Referring to fig. 1 and 2, an embodiment of the present application provides a trans-arch thoracic aortic stent graft, including: a main body holder 1, the main body holder 1 having a recess in a radial direction; the concave part is concave from the outer wall of the main body support to the center of the main body support.
The embedded bracket 2 is arranged in the main body bracket; wherein the embedded stent 2 comprises a common dry branch main body 204 and at least one embedded branch stent connected with the common dry branch main body; the embedded branch stent is used for communicating with the branch stent in the corresponding branch artery.
The design can enable the large bending side to collapse inwards when the stent main body is positioned at the arch part, and prevent the main body stent 1 from blocking blood supply of the blood vessel of the branch artery after being unfolded. Before the blood vessel of the branch artery is bridged, the blood flowing out of the embedded bracket 2 can smoothly flow into the branch blood vessel on the arch without the need of intraoperative diversion. The large-bending side flat pedal design of the bracket main body can enable enough time to bridge the branch vessel on the bow in operation, and meanwhile, the phenomenon that the embedded bracket collapses and is blocked due to the fact that the main body bracket 1 presses the embedded bracket bridging the branch vessel on the bow is avoided. When the guide wire is communicated with the branch stent in the corresponding branch artery, the guide wire fed from the branch vessel can easily and naturally enter the common trunk branch main body 204 and then enter the corresponding embedded stent through super-selection, so that the time and difficulty for the guide wire to enter the corresponding embedded stent from the distal end of the branch vessel can be remarkably reduced. Because the smooth guiding of the guide wire into the corresponding embedded bracket from the branch vessel is the key and the difficulty of the operation and the time-consuming process is the most, the embodiment of the application can greatly shorten the time and the difficulty of the alignment of the guide wire, thereby remarkably reducing the operation difficulty and the time required by the operation. Meanwhile, after the covered stent is unfolded, the blood flow of the branch blood vessel is not blocked, and the branch blood vessel on the arch can continuously and normally supply blood. Therefore, the trans-arch thoracic aortic tectorial membrane stent can break the limitation condition on operation time, and does not need to perform extracorporeal circulation or cryogenic stop circulation, so that the operation skill requirement and operation complications of operators are reduced. Thereby promoting the rapid popularization of the intra-cavity isolated treatment involving the lesion of the arch.

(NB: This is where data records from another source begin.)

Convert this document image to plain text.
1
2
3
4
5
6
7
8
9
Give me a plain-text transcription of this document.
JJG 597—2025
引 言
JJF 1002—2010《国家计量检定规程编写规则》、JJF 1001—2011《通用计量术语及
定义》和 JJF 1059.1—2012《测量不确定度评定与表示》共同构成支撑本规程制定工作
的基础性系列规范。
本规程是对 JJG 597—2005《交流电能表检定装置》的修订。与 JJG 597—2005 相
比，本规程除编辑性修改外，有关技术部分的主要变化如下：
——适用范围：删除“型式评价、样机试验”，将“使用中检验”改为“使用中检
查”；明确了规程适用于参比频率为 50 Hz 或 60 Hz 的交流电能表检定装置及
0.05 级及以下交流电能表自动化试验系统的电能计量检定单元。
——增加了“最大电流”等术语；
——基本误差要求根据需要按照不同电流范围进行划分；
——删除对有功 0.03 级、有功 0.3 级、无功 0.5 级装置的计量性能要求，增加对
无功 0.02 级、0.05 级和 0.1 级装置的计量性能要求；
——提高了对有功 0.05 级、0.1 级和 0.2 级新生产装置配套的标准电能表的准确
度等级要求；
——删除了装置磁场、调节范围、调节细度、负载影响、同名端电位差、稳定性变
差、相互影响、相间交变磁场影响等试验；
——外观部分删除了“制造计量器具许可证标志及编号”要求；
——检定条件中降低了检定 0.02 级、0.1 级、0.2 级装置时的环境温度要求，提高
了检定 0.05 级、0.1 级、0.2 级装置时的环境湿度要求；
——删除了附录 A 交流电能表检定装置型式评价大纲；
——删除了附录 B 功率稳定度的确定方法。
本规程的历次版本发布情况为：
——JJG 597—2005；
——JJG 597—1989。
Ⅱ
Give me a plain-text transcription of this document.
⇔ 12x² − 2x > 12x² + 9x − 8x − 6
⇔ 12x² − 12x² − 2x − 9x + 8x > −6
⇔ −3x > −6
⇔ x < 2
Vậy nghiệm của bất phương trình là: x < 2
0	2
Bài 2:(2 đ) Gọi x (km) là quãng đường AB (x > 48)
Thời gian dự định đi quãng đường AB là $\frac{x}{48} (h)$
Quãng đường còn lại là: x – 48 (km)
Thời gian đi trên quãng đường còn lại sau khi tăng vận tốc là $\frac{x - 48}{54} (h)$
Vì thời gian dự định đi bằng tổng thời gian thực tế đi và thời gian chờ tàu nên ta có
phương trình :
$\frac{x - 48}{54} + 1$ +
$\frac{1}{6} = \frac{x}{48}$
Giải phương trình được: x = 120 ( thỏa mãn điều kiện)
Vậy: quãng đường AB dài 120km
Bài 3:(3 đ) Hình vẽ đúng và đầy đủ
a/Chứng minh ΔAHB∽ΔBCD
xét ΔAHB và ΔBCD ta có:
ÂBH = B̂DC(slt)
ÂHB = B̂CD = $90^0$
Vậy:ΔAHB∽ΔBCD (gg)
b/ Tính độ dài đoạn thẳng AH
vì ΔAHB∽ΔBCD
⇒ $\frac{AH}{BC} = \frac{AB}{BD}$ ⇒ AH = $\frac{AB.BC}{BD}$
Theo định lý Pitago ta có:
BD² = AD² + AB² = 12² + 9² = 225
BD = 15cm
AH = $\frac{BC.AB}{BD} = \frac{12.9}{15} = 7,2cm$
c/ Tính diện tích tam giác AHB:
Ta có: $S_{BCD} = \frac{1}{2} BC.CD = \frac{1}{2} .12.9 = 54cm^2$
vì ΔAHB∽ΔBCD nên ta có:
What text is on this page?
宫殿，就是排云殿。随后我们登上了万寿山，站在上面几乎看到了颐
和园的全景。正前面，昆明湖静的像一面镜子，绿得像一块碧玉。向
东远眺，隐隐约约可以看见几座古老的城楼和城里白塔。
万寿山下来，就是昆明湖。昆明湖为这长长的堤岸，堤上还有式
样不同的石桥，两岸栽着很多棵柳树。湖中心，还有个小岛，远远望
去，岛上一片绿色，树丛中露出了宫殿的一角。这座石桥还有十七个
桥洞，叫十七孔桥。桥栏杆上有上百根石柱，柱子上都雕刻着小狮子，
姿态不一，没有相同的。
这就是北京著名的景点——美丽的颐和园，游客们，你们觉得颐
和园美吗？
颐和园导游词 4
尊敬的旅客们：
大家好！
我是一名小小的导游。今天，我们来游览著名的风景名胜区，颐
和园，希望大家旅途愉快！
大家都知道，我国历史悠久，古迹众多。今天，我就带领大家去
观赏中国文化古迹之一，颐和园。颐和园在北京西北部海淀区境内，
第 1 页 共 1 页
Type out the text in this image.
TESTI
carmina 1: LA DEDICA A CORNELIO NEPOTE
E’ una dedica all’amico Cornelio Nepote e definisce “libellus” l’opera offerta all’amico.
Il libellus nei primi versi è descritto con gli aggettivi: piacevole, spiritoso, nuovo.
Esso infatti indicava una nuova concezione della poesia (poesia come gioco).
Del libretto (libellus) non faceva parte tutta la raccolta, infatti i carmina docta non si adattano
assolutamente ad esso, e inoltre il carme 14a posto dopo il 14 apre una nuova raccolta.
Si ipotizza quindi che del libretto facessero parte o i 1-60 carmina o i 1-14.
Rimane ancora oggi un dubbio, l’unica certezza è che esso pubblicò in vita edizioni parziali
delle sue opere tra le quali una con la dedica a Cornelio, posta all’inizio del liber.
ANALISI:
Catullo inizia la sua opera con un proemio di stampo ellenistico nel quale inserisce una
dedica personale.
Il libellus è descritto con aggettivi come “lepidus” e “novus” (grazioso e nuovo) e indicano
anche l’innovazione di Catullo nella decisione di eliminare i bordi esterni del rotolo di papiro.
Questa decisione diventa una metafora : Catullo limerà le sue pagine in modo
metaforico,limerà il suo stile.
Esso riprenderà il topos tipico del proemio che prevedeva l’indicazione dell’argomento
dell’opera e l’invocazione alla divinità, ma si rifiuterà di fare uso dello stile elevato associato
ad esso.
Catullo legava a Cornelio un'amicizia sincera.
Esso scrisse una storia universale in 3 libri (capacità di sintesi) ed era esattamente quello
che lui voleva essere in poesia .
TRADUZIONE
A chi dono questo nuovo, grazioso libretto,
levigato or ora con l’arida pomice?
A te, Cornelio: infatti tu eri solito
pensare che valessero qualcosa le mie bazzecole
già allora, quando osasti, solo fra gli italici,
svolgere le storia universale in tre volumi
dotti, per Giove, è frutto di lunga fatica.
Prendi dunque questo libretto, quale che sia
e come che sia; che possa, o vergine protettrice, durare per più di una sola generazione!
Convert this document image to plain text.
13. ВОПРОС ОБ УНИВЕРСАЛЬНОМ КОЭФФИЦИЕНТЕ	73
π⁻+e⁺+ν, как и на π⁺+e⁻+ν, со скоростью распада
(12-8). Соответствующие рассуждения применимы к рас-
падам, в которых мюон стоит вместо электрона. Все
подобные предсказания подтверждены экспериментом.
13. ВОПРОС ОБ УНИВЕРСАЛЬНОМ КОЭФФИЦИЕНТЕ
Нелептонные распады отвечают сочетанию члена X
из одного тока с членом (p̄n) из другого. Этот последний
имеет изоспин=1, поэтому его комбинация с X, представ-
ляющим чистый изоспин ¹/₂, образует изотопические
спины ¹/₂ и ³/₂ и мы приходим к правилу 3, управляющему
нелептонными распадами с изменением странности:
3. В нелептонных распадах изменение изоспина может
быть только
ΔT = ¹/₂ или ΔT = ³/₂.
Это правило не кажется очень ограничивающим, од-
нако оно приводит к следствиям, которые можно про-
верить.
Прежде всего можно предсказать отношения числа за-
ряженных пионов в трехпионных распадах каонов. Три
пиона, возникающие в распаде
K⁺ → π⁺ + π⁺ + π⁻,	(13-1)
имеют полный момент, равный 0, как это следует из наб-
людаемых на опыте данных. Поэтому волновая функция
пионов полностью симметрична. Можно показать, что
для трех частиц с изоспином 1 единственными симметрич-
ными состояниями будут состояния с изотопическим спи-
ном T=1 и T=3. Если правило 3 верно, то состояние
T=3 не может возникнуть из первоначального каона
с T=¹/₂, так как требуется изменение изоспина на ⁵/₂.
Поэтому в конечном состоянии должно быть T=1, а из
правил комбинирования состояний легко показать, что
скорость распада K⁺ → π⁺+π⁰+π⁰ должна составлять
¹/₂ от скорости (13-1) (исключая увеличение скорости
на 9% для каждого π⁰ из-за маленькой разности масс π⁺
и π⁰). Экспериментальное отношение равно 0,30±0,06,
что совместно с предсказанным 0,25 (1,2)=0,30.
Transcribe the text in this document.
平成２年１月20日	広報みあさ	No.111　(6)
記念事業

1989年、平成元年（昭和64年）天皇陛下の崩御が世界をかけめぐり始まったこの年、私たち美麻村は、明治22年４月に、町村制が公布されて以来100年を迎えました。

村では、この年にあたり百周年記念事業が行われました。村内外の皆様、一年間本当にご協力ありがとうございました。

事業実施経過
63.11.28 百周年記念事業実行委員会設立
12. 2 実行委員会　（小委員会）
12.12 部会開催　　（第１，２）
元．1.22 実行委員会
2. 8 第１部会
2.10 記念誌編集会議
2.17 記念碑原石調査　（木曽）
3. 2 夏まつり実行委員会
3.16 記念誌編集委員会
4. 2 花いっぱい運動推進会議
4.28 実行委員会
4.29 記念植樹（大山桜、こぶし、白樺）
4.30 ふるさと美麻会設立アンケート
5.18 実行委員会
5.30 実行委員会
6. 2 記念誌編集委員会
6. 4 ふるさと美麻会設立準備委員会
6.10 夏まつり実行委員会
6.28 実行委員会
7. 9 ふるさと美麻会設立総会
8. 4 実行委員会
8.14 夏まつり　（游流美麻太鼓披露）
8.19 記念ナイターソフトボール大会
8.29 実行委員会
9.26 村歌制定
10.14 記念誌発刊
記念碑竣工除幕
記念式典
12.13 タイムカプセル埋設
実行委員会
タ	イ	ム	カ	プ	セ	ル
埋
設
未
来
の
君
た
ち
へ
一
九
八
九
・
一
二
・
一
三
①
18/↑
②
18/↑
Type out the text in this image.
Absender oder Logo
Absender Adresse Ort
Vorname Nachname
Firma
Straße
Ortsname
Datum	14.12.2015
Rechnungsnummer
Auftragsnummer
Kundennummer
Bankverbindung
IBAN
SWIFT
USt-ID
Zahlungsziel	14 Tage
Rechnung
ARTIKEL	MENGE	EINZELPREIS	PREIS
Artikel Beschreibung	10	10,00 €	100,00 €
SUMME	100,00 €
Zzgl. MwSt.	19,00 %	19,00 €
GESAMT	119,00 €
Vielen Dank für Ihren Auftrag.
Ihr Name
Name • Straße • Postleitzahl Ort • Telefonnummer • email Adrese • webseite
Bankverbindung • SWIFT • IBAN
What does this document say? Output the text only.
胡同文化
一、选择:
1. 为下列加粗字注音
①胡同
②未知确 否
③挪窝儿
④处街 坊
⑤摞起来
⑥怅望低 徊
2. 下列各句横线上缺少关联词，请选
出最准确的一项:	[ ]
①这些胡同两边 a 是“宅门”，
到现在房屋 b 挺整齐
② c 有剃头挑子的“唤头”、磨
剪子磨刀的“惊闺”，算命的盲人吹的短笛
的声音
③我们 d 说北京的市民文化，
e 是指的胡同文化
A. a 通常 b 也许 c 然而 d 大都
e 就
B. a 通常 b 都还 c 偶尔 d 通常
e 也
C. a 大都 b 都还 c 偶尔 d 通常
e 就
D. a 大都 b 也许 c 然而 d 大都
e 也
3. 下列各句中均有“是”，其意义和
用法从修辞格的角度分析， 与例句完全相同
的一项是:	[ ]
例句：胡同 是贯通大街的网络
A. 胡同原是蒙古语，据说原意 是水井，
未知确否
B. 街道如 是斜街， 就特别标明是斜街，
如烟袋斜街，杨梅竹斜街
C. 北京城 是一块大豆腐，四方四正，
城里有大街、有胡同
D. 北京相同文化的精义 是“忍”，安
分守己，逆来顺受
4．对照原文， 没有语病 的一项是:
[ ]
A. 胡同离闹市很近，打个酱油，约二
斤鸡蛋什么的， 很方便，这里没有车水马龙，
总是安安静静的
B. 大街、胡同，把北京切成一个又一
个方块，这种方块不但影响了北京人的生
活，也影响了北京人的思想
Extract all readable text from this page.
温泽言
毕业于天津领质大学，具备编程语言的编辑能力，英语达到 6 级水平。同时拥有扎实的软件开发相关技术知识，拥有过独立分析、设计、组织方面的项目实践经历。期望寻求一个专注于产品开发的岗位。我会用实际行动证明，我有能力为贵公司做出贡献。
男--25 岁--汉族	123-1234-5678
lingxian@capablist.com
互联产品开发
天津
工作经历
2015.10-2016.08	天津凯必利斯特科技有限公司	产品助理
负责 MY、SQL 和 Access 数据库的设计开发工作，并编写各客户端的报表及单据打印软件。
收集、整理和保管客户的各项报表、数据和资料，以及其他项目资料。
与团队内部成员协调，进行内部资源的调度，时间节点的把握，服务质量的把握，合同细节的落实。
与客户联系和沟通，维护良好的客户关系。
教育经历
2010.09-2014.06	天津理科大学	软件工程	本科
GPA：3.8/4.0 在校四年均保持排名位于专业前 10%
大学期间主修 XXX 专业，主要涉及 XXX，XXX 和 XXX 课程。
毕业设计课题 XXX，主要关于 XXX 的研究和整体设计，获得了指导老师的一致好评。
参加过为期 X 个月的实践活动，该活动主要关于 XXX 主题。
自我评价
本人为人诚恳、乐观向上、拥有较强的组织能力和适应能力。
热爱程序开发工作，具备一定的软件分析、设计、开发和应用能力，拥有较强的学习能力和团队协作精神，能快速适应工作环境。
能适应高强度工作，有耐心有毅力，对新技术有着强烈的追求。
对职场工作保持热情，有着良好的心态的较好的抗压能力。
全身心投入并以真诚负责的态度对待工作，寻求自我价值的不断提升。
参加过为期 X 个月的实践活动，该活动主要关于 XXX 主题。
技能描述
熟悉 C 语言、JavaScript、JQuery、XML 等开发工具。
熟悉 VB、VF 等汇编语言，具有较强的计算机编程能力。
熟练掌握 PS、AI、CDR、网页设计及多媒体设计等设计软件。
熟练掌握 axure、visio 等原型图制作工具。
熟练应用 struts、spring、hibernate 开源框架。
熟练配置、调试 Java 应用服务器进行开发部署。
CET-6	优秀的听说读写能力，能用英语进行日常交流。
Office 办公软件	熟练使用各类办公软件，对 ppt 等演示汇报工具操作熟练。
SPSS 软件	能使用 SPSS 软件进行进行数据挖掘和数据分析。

The heights of the main body support 1 positioned at the two sides of the concave part can be the same or different, and the main body support is determined according to the thickness of blood vessels at the two sides of the three branches on the arch of the aortic arch which is matched with the specific requirements, so long as the main body support can be matched with the corresponding blood vessels at the two sides of the three branches on the arch of the aortic arch which is matched with the aortic arch. In some embodiments, as shown in fig. 1 and 2, the body stent 1 is located at a different height on both sides of the recess, wherein the height of the proximal portion of the body stent may be greater than the height of the distal portion of the body stent. In other embodiments, the body stent 1 may be of different heights on either side of the recess, wherein the proximal portion of the body stent may be of a lesser height than the distal portion of the body stent. In other embodiments, the body stent 1 is the same height on both sides of the recess, wherein the height of the proximal portion of the body stent may be equal to the height of the distal portion of the body stent.
The embedded bracket is a covered bracket, the common-dry branch main body 204 is provided with a first opening 704 and a second opening 703, and the common-dry branch main body 204 and the concave part are covered and anastomosed at the first opening (the covered and anastomosed definition is that the covered and anastomosed is formed or connected integrally); the embedded branch stent is a covered stent, one end of the embedded branch stent is connected with the common dry branch main body 204, and extends from the second opening 703 in a direction away from the recess; the cover of the embedded branch stent at the end of the second opening 703 is matched with the cover at the end of the common dry branch body. The embedded branch stent is attached to the inner wall of the main body stent 1, and as an embodiment, the cover at the end of the embedded branch stent far from the first opening 704 (i.e. the proximal end of the embedded branch stent) is connected with the cover at the adjacent position of the main body stent, for example, is connected by stitching.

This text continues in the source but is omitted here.